Harris's attempt to break German morale had failed. Yet he still refused to admit defeat and he certainly refused to recant. He despised government attempts to whitewash the bombing campaign by claiming that the RAF was going only for military targets and that civilian deaths were unavoidable. He simply regarded industrial workers and their housing as legitimate targets in a modern militarized state. He rejected any idea that they should be 'ashamed of area bombing.'
This is very clearly terrorism. British Prime Minister Winston Churchill privately acknowledged as much, noting that RAF Bomber Command was often bombing "simply for the sake of increasing the terror, though under other pretexts." Arthur Harris (Commander-in-Chief of Bomber Command) rejected the idea that you could separate German civilians from the German military.
When the entire state is mobilized to conquest, what is a civilian? In the Pacific theater, Curtis Lemay used similar logic in ordering the firebombing of Tokyo. (100,00 dead.)
I don't suggest an equivalence here. The big difference between the Nazi embrace of terrorism and the British/American embrace is that there was an actual debate. In Nazi Germany, those who debated were seen as weak, insufficiently loyal, and often executed.
But that isn't enough. Do we get to call ourselves "democratic" and then judge ourselves by a Nazi standard? And there is something more -- what you see is the Americans and British forces throughout the War enacting harsher and harsher measures. Faced with the evil of the Nazis, or the evils of Japanese imperialism, we find the tools of evil more alluring.

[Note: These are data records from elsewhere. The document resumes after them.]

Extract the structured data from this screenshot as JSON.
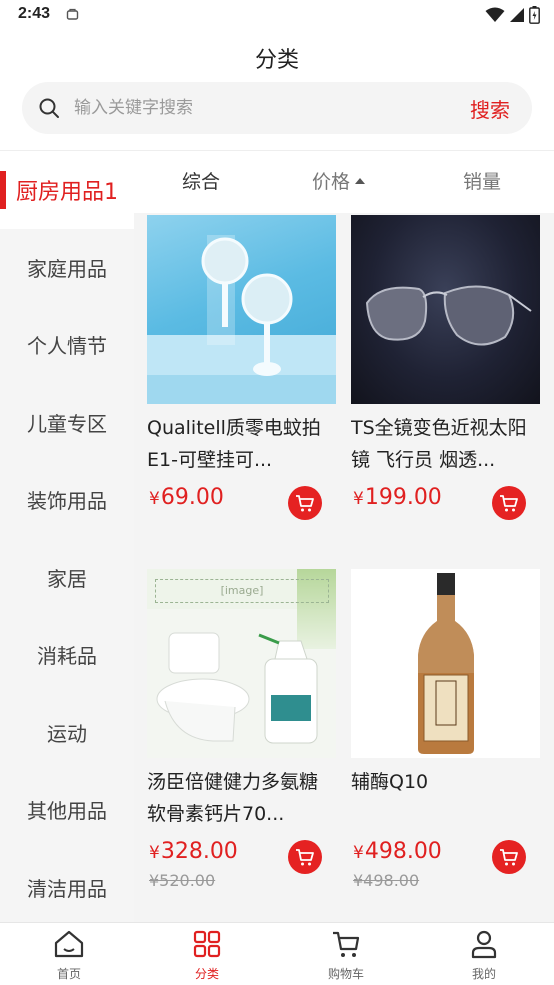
{
  "status_bar": {
    "time": "2:43"
  },
  "header": {
    "title": "分类"
  },
  "search": {
    "placeholder": "输入关键字搜索",
    "button_label": "搜索"
  },
  "sidebar": {
    "items": [
      {
        "label": "厨房用品1",
        "active": true
      },
      {
        "label": "家庭用品"
      },
      {
        "label": "个人情节"
      },
      {
        "label": "儿童专区"
      },
      {
        "label": "装饰用品"
      },
      {
        "label": "家居"
      },
      {
        "label": "消耗品"
      },
      {
        "label": "运动"
      },
      {
        "label": "其他用品"
      },
      {
        "label": "清洁用品"
      }
    ]
  },
  "sort": {
    "comprehensive": "综合",
    "price": "价格",
    "sales": "销量"
  },
  "products": [
    {
      "title": "Qualitell质零电蚊拍 E1-可壁挂可...",
      "currency": "¥",
      "price": "69.00",
      "image": "mosquito-racket-image"
    },
    {
      "title": "TS全镜变色近视太阳镜 飞行员 烟透...",
      "currency": "¥",
      "price": "199.00",
      "image": "sunglasses-image"
    },
    {
      "title": "汤臣倍健健力多氨糖软骨素钙片70...",
      "currency": "¥",
      "price": "328.00",
      "old_price": "¥520.00",
      "image": "toilet-cleaner-image"
    },
    {
      "title": "辅酶Q10",
      "currency": "¥",
      "price": "498.00",
      "old_price": "¥498.00",
      "image": "wine-bottle-image"
    }
  ],
  "tabbar": {
    "home": "首页",
    "category": "分类",
    "cart": "购物车",
    "mine": "我的"
  },
  "colors": {
    "accent": "#e02020",
    "sidebar_bg": "#f5f5f5",
    "grid_bg": "#f4f4f4"
  }
}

By the time American forces get to the Ardennes, they are not taking prisoners. And looking at Nazi tactics -- "surrendering" and then shooting -- can we say we'd do anything different?

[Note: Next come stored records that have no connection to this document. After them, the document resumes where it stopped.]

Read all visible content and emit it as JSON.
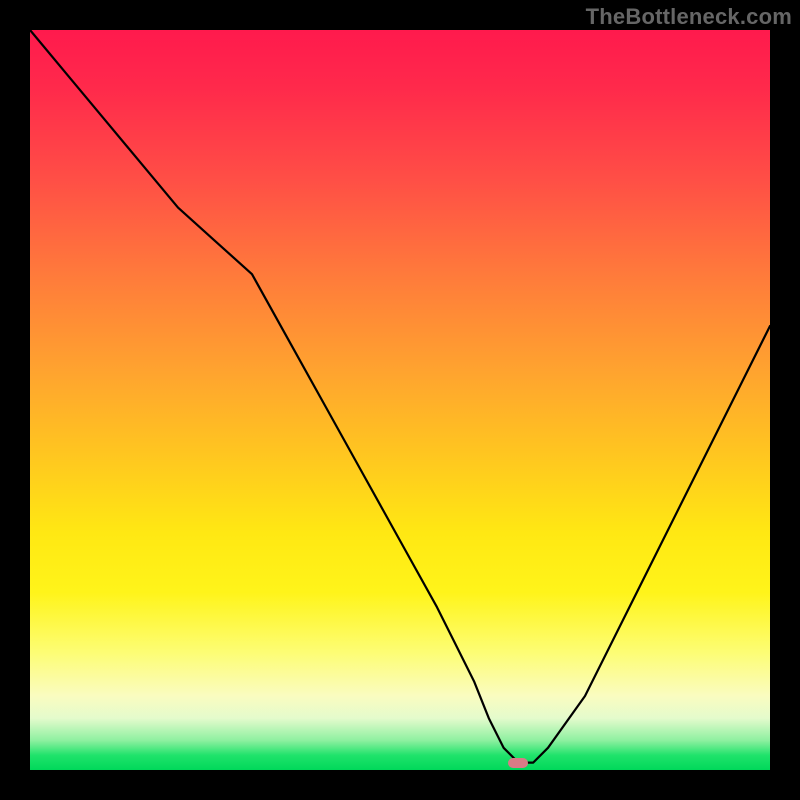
{
  "watermark": "TheBottleneck.com",
  "colors": {
    "background": "#000000",
    "curve": "#000000",
    "marker": "#d97b86",
    "gradient_top": "#ff1a4d",
    "gradient_bottom": "#00d85a"
  },
  "chart_data": {
    "type": "line",
    "title": "",
    "xlabel": "",
    "ylabel": "",
    "xlim": [
      0,
      100
    ],
    "ylim": [
      0,
      100
    ],
    "grid": false,
    "x": [
      0,
      5,
      10,
      15,
      20,
      25,
      30,
      35,
      40,
      45,
      50,
      55,
      60,
      62,
      64,
      66,
      68,
      70,
      75,
      80,
      85,
      90,
      95,
      100
    ],
    "y": [
      100,
      94,
      88,
      82,
      76,
      71.5,
      67,
      58,
      49,
      40,
      31,
      22,
      12,
      7,
      3,
      1,
      1,
      3,
      10,
      20,
      30,
      40,
      50,
      60
    ],
    "series": [
      {
        "name": "bottleneck_curve",
        "x_ref": "x",
        "y_ref": "y"
      }
    ],
    "marker": {
      "x": 66,
      "y": 1
    },
    "annotations": []
  }
}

This is what is ultimately most troubling for me about Beevor's work. He -- all at once --catalogues all the flaws of the Allies, but robs you of your moral superiority. How should we think about the Soviet Union, which, among "The Big Three," bore the brunt of the Nazi assault? On one page Beevor will profile their heroic stand against an Army thought sought to starve them out of existence. On another he will profile that same Army raping its way to Berlin. How do you think about the subjugators of Poland and the liberators of Auschwitz, when it's the same Army?

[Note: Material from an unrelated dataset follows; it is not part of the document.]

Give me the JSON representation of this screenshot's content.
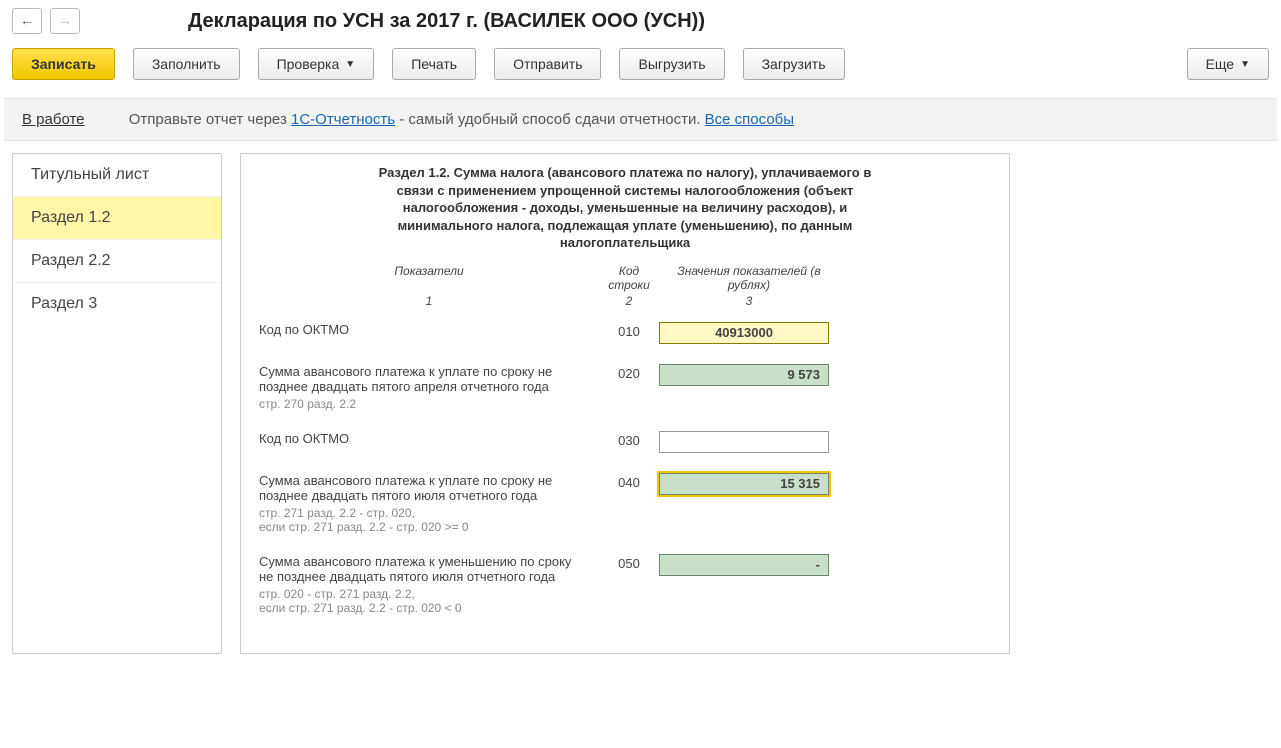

Perhaps in the same way you think about a Union Army enforcing emancipation, only to turn around and enforce the pilfering of Native American land. Perhaps in the same way you think about Britain holding out against the Nazis, while ruthlessly warring against Kenyans fighting for independence. During the Bush years there was a lot of debate about the usefulness of the concept of "evil." I don't have much trouble naming "forces for evil." What I have trouble with is naming "forces for good," to say nothing of "good wars." Indeed, it's very easy to name "an Axis of Evil." It's significantly harder to name a "Alliance for Good." Perhaps I can go with "forces for betterment" or "necessary wars." Certainly the Allied victory presented a "better" world then what Hitler promised.
I find that it's common for people who fight "good wars" to gild the cause in humanitarianism. And sometimes there are real, actual humanitarian outcomes -- ending the Holocaust, the destruction of the American slave society. But we didn't join the the Second World War to end the Holocaust. And the North only joined the war against slavery when it became clear that it was the only way to reunification.
I am sorry for the confusion of all this. I am still thinking a lot of this through. Je ne sais pas.